Investigating CPU performance regression

When you encounter a possible CPU performance regression during migration to a new release, the first challenges are to verify that a CPU regression actually occurred, and to identify the specific connection types, plans, and packages that are involved.

About this task

To do so, you need to find valid comparison points in real production environments, both before and after migration to the new release. The best approach is to exclude batch processing because it is highly variable based on the based on the operational business calendar.

You can then compare the performance data for the period on the previous Db2 release to the corresponding period the new Db2 release. As a starting point, you can use a combination of statistics trace data, accounting trace data, and workload indicators to ensure that you have a valid comparison, and to identify the nature of the problem.

Procedure

To determine whether a CPU regression occurred at migration:

  1. Find an interval of several days that has a comparable SQL profile across Db2 releases.
    For a valid comparison, you need a corresponding interval that has a similar number of total SQL requests, and a similar distribution across the different types of SQL statements, such as SELECT, INSERT, UPDATE, DELETE, and so on.

    If you find that the SQL profile is changed significantly, the application workload has changed and a valid comparison for CPU regression is not possible.
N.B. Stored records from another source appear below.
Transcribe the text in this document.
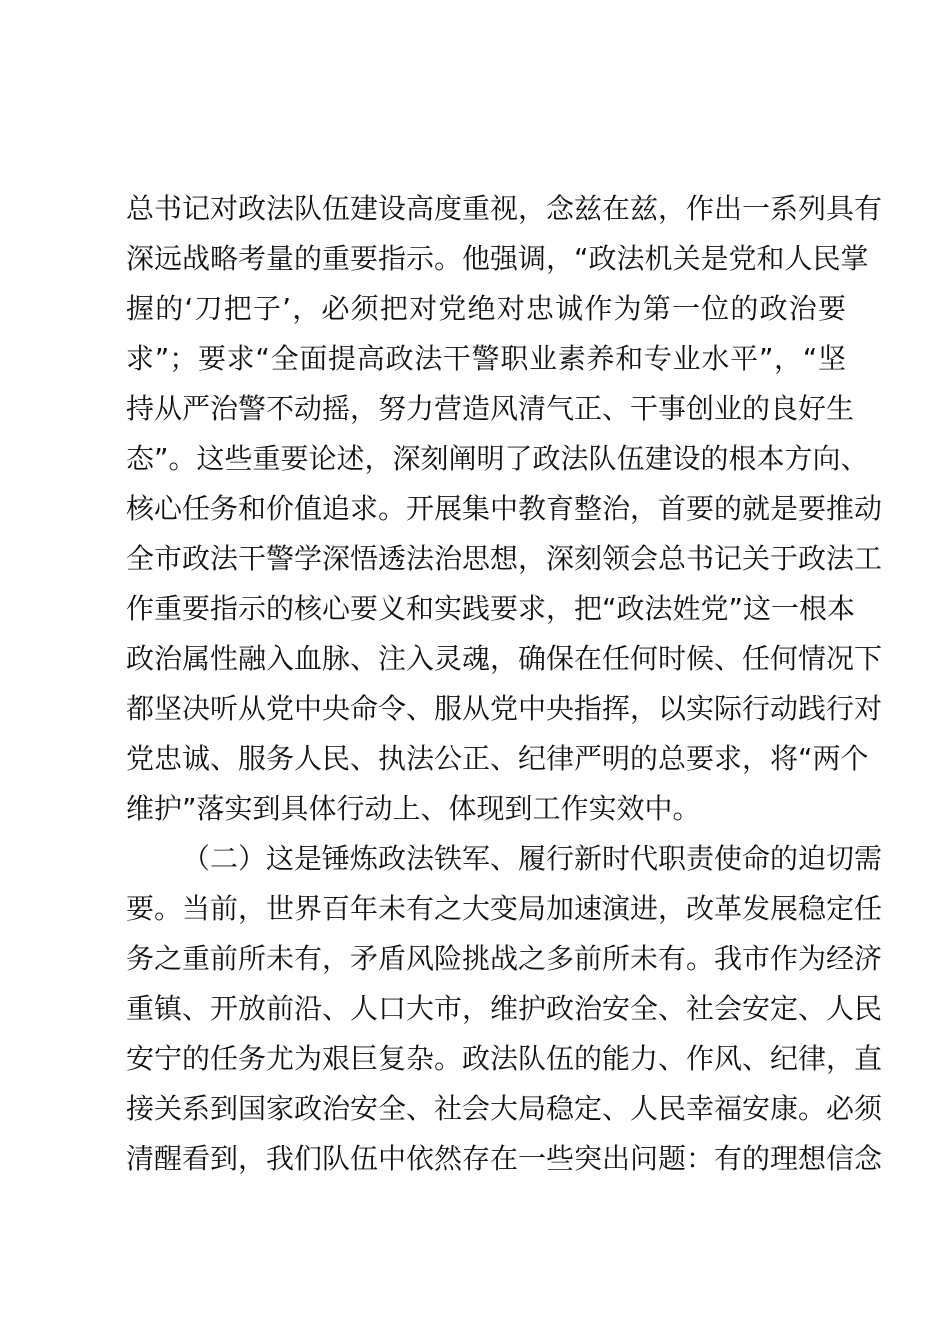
总书记对政法队伍建设高度重视，念兹在兹，作出一系列具有
深远战略考量的重要指示。他强调，“政法机关是党和人民掌
握的‘刀把子’，必须把对党绝对忠诚作为第一位的政治要
求”；要求“全面提高政法干警职业素养和专业水平”，“坚
持从严治警不动摇，努力营造风清气正、干事创业的良好生
态”。这些重要论述，深刻阐明了政法队伍建设的根本方向、
核心任务和价值追求。开展集中教育整治，首要的就是要推动
全市政法干警学深悟透法治思想，深刻领会总书记关于政法工
作重要指示的核心要义和实践要求，把“政法姓党”这一根本
政治属性融入血脉、注入灵魂，确保在任何时候、任何情况下
都坚决听从党中央命令、服从党中央指挥，以实际行动践行对
党忠诚、服务人民、执法公正、纪律严明的总要求，将“两个
维护”落实到具体行动上、体现到工作实效中。
（二）这是锤炼政法铁军、履行新时代职责使命的迫切需
要。当前，世界百年未有之大变局加速演进，改革发展稳定任
务之重前所未有，矛盾风险挑战之多前所未有。我市作为经济
重镇、开放前沿、人口大市，维护政治安全、社会安定、人民
安宁的任务尤为艰巨复杂。政法队伍的能力、作风、纪律，直
接关系到国家政治安全、社会大局稳定、人民幸福安康。必须
清醒看到，我们队伍中依然存在一些突出问题：有的理想信念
  2. Compare performance data for the identified period in the previous release to the corresponding period in the new release.
    You can use a combination of the statistics and accounting traces to check that you have the same pattern across Db2 releases.
    1. In the statistics trace data, start by comparing the CPU times for the following contexts:
      • Task control blocks (TCB) and service request blocks (SRB) for the system services address space (ssnmMSTR).
      • Task control blocks (TCB), service request blocks (SRB), and specialty engine service request blocks for the database services address space (ssnmDBM1).
      • Task control blocks (TCB) and service request blocks (SRB) for the IRLM address space.
    2. In the accounting trace data, compare the class 2 CPU times for each connection type, for central processors and for specialty engines, and check for the numbers of SQL requests, including the following workload indicators:
      • The numbers of SQL statements for data manipulation, by type of statement (SELECT, INSERT, UPDATE, FETCH, and so on.)
      • The numbers of commit operations, roll back operations, getpage operations, and buffer pool updates.
      • The amount of read and write activity in terms of I/O operations and pages.
    3. Combine the statistics trace data and accounting trace data:
      1. Normalize the values by dividing the CPU time values by the number of commit and roll back operations. The resulting values represent the average CPU milliseconds per transaction.
      2. Stack the various components of CPU resource consumption and graph them.
      For example:
      MSTR TCB cpu-time / (commits + rollbacks)
      MSTR SRB cpu-time / (commits + rollbacks)
      DBM1 TCB cpu-time / (commits + rollbacks)
      DBM1 SRB cpu-time / (commits + rollbacks)
      DBM1 IIP SRB cpu-time / (commits + rollbacks)
      IRLM TCB cpu-time / (commits + rollbacks)
      IRLM SRB cpu-time / (commits + rollbacks)
      Average Class 2 CP CPU * occurrences / (commits + rollbacks)
      Average Class 2 SE CPU * occurrences / (commits + rollbacks)
  3. Compare the number of getpage operations for the corresponding intervals.
    If you find significant changes to the numbers of getpage operations across releases (for comparable application workloads), access path changes are the most likely cause of the CPU regression.

What to do next

You can analyze the details of the accounting data to locate the particular plan or package that is the source of the problem.